Thanks for your explanation. I'd like to double-check that this implementation is specifically for pure int8 matmul without the quantization and dequantization processes, right?

LeiWang1999 commented 5 months ago

yeah, absolutely.

brisker commented 2 months ago

@LeiWang1999 In the w4a8 setting in this repo, is per-token dynamic activation int8-quantization supported ?

LeiWang1999 commented 2 months ago

Hi @brisker , We currently do not support scaling for int gemm within the kernel; instead, we handle this by rescaling the output tensor as shown here: https://github1s.com/microsoft/BitBLAS/blob/main/integration/BitNet/utils_quant.py. However, it is straightforward to integrate the rescale directly into the kernel by modifying the expression in: bitblas/ops/general_matmul/tirscript

brisker commented 2 months ago

@LeiWang1999 Thanks for your prompt reply! Besides, in this repo, what is the basic pipeline of w4a8?

Do you convert the int4-w into int8-w first, and then perform the w8a8 gemm(which can reuse the w8a8-gemm kernel)?

If this is true, if the w4 is per-channel quantized with group(which means for [cin,cout] linear layer, there is a scale in shape [cin/group_size,cout] for w4), how is the w4a8 handled in bitblas kernel?

LeiWang1999 commented 2 months ago

Currently, we do not implement int4 to int8 dequantization with group-wise scaling. Are you using smooth quantization?

brisker commented 2 months ago

@LeiWang1999 I want to accelerate w4a8-g128( Group size=128) quantization model.

So did you mean, only w4-perchannel quantization is supported in this repo?

LeiWang1999 commented 2 months ago

@brisker yeah we currently do not implement group wise rescaling for int8xint4.

brisker commented 2 months ago

@LeiWang1999 for your per channel quantized w4a8, is w8a8 gemm kernel reused? how is that used?
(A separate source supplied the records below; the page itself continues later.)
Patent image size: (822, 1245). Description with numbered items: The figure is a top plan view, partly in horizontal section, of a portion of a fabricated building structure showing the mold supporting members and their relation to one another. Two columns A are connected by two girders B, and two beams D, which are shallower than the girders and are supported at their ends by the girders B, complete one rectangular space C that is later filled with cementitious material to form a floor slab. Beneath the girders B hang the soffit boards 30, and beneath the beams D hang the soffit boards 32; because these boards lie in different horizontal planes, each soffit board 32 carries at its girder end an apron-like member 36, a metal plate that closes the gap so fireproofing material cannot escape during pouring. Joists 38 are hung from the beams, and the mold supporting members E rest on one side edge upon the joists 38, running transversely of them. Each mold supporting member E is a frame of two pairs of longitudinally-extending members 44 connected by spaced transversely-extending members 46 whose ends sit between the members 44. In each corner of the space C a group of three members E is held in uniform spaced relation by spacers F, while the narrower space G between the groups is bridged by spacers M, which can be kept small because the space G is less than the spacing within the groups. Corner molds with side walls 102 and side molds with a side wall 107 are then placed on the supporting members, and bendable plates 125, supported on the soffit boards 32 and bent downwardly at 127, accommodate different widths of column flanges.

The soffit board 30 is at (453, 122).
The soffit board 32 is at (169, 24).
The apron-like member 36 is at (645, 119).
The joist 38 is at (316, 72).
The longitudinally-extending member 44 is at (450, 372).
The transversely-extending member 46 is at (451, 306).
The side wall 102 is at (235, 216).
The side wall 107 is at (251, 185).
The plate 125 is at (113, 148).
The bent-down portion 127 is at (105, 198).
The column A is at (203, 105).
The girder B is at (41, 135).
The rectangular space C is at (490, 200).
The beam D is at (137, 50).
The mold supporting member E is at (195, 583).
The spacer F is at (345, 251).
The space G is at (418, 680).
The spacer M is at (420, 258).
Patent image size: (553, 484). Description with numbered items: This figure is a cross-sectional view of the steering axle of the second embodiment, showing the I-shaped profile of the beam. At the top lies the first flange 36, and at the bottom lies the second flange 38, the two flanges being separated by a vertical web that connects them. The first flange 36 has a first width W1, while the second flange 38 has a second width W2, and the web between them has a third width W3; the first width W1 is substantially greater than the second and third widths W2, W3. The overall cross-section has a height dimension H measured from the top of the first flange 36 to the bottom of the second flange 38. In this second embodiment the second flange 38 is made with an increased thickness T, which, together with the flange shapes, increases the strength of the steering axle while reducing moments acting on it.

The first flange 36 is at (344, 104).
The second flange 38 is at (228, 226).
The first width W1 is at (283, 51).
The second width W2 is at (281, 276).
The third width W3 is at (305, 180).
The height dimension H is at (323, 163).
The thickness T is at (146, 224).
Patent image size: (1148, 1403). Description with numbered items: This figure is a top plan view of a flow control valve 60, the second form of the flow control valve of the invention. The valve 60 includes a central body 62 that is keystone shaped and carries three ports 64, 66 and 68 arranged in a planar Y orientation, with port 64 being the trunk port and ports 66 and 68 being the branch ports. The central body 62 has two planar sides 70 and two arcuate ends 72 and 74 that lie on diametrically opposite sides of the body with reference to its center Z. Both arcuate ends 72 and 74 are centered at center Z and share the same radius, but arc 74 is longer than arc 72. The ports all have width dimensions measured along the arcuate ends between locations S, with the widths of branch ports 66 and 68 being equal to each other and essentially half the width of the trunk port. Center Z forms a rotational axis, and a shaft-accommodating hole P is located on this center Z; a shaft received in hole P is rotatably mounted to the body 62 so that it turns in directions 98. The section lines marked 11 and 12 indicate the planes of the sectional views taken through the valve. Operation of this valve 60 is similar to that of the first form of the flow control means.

LeiWang1999 commented 2 months ago

Hi @brisker , you can analysis the cuda source through :

import bitblas
import torch

# enabling debug output

bitblas.set_log_level("Debug")
matmul_config = bitblas.MatmulConfig(
    M=1024,  # M dimension
    N=1024,  # N dimension
    K=1024,  # K dimension
    A_dtype="int8",  # activation A dtype
    W_dtype="int4",  # weight W dtype
    accum_dtype="int32",  # accumulation dtype
    out_dtype="float32",  # output dtype
    layout="nt",  # matrix layout, "nt" indicates the layout of A is non-transpose and the layout of W is transpose
    with_bias=False,  # bias
    # configs for weight only quantization
    group_size=None,  # setting for grouped quantization
    with_scaling=False,  # setting for scaling factor
    with_zeros=False,  # setting for zeros
    zeros_mode=None,  # setting for how to calculating zeros
    fast_decoding=False,  # setting for fast decoding
)

matmul = bitblas.Matmul(config=matmul_config)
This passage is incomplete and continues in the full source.